JP: Unemployment Rate


Mon Jan 30 17:30:00 CST 2017

Consensus Actual Previous
Level 3.1% 3.1% 3.1%

Highlights
Japan's unemployment rate was steady at 3.1 percent in December, unchanged from the November level and in line with the consensus forecast. The unemployment rate has now been at 3.0 percent or 3.1 percent for the last seven months, dropping from levels of 3.2 percent and 3.3 percent earlier in the year.

The number of employed persons in December was up 810,000 (1.3 percent) compared with the same month last year, while the number of unemployed persons has fallen by 110,000 (5.4 percent) over this period. Japan's participation rate increased from 60.0 percent in November to 60.1 percent in December.

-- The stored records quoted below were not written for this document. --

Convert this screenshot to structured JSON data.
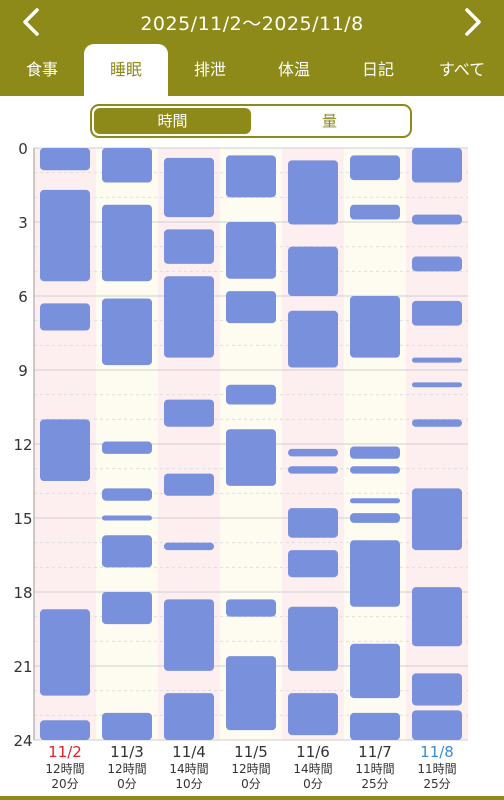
{
  "header": {
    "date_range": "2025/11/2～2025/11/8",
    "prev_icon": "chevron-left-icon",
    "next_icon": "chevron-right-icon"
  },
  "tabs": [
    {
      "label": "食事",
      "active": false
    },
    {
      "label": "睡眠",
      "active": true
    },
    {
      "label": "排泄",
      "active": false
    },
    {
      "label": "体温",
      "active": false
    },
    {
      "label": "日記",
      "active": false
    },
    {
      "label": "すべて",
      "active": false
    }
  ],
  "segmented": {
    "time_label": "時間",
    "amount_label": "量",
    "selected": "time"
  },
  "colors": {
    "accent": "#8d8a1a",
    "bar": "#7990dd",
    "pink_col": "#fdeef0",
    "cream_col": "#fefcf1",
    "sunday": "#e2202a",
    "saturday": "#3b8ddb"
  },
  "chart_data": {
    "type": "timeline",
    "y_axis_ticks": [
      "0",
      "3",
      "6",
      "9",
      "12",
      "15",
      "18",
      "21",
      "24"
    ],
    "ylim": [
      0,
      24
    ],
    "days": [
      {
        "date": "11/2",
        "total_hours": "12時間",
        "total_minutes": "20分",
        "color": "sunday",
        "sleep": [
          [
            0,
            0.9
          ],
          [
            1.7,
            5.4
          ],
          [
            6.3,
            7.4
          ],
          [
            11.0,
            13.5
          ],
          [
            18.7,
            22.2
          ],
          [
            23.2,
            24
          ]
        ]
      },
      {
        "date": "11/3",
        "total_hours": "12時間",
        "total_minutes": "0分",
        "color": "normal",
        "sleep": [
          [
            0,
            1.4
          ],
          [
            2.3,
            5.4
          ],
          [
            6.1,
            8.8
          ],
          [
            11.9,
            12.4
          ],
          [
            13.8,
            14.3
          ],
          [
            14.9,
            15.1
          ],
          [
            15.7,
            17.0
          ],
          [
            18.0,
            19.3
          ],
          [
            22.9,
            24
          ]
        ]
      },
      {
        "date": "11/4",
        "total_hours": "14時間",
        "total_minutes": "10分",
        "color": "normal",
        "sleep": [
          [
            0.4,
            2.8
          ],
          [
            3.3,
            4.7
          ],
          [
            5.2,
            8.5
          ],
          [
            10.2,
            11.3
          ],
          [
            13.2,
            14.1
          ],
          [
            16.0,
            16.3
          ],
          [
            18.3,
            21.2
          ],
          [
            22.1,
            24
          ]
        ]
      },
      {
        "date": "11/5",
        "total_hours": "12時間",
        "total_minutes": "0分",
        "color": "normal",
        "sleep": [
          [
            0.3,
            2.0
          ],
          [
            3.0,
            5.3
          ],
          [
            5.8,
            7.1
          ],
          [
            9.6,
            10.4
          ],
          [
            11.4,
            13.7
          ],
          [
            18.3,
            19.0
          ],
          [
            20.6,
            23.6
          ]
        ]
      },
      {
        "date": "11/6",
        "total_hours": "14時間",
        "total_minutes": "0分",
        "color": "normal",
        "sleep": [
          [
            0.5,
            3.1
          ],
          [
            4.0,
            6.0
          ],
          [
            6.6,
            8.9
          ],
          [
            12.2,
            12.5
          ],
          [
            12.9,
            13.2
          ],
          [
            14.6,
            15.8
          ],
          [
            16.3,
            17.4
          ],
          [
            18.6,
            21.2
          ],
          [
            22.1,
            23.8
          ]
        ]
      },
      {
        "date": "11/7",
        "total_hours": "11時間",
        "total_minutes": "25分",
        "color": "normal",
        "sleep": [
          [
            0.3,
            1.3
          ],
          [
            2.3,
            2.9
          ],
          [
            6.0,
            8.5
          ],
          [
            12.1,
            12.6
          ],
          [
            12.9,
            13.2
          ],
          [
            14.2,
            14.4
          ],
          [
            14.8,
            15.2
          ],
          [
            15.9,
            18.6
          ],
          [
            20.1,
            22.3
          ],
          [
            22.9,
            24
          ]
        ]
      },
      {
        "date": "11/8",
        "total_hours": "11時間",
        "total_minutes": "25分",
        "color": "saturday",
        "sleep": [
          [
            0,
            1.4
          ],
          [
            2.7,
            3.1
          ],
          [
            4.4,
            5.0
          ],
          [
            6.2,
            7.2
          ],
          [
            8.5,
            8.7
          ],
          [
            9.5,
            9.7
          ],
          [
            11.0,
            11.3
          ],
          [
            13.8,
            16.3
          ],
          [
            17.8,
            20.2
          ],
          [
            21.3,
            22.6
          ],
          [
            22.8,
            24
          ]
        ]
      }
    ]
  }
}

Japan's labour market remains solid, with positive jobs growth, low unemployment and strong labour force participation. This is providing a boost to consumer purchasing power, with other data published today showing household real incomes rose 2.3 percent year-on-year in December. Officials at the Bank of Japan cite the labour market as one of the factors supporting their view that inflation will start to rise once the impact of lower oil prices fades.

Definition
The Unemployment Rate measures the number of unemployed as a percentage of the labor force. The unemployment rate is part of the Labour Force Survey which also includes employment data.

Description
The unemployment rate and employment change are carefully monitored. The employment data show the number employment along with the change in employment for the previous year. Monthly changes in employment also help clarify whether businesses are hiring. The unemployment rate is the percentage of the labor force that is unemployed. A lower jobless rate translates into more income earning workers and greater consumption. Increased spending is a positive for consumer oriented economic growth, something that has lagged in Japan.

By tracking the jobs data, investors can sense the degree of tightness in the job market. If wage inflation threatens, it's a good bet that interest rates will rise; bond and stock prices will fall. No doubt that the only investors in a good mood will be the ones who watched the employment report and adjusted their portfolios to anticipate these events.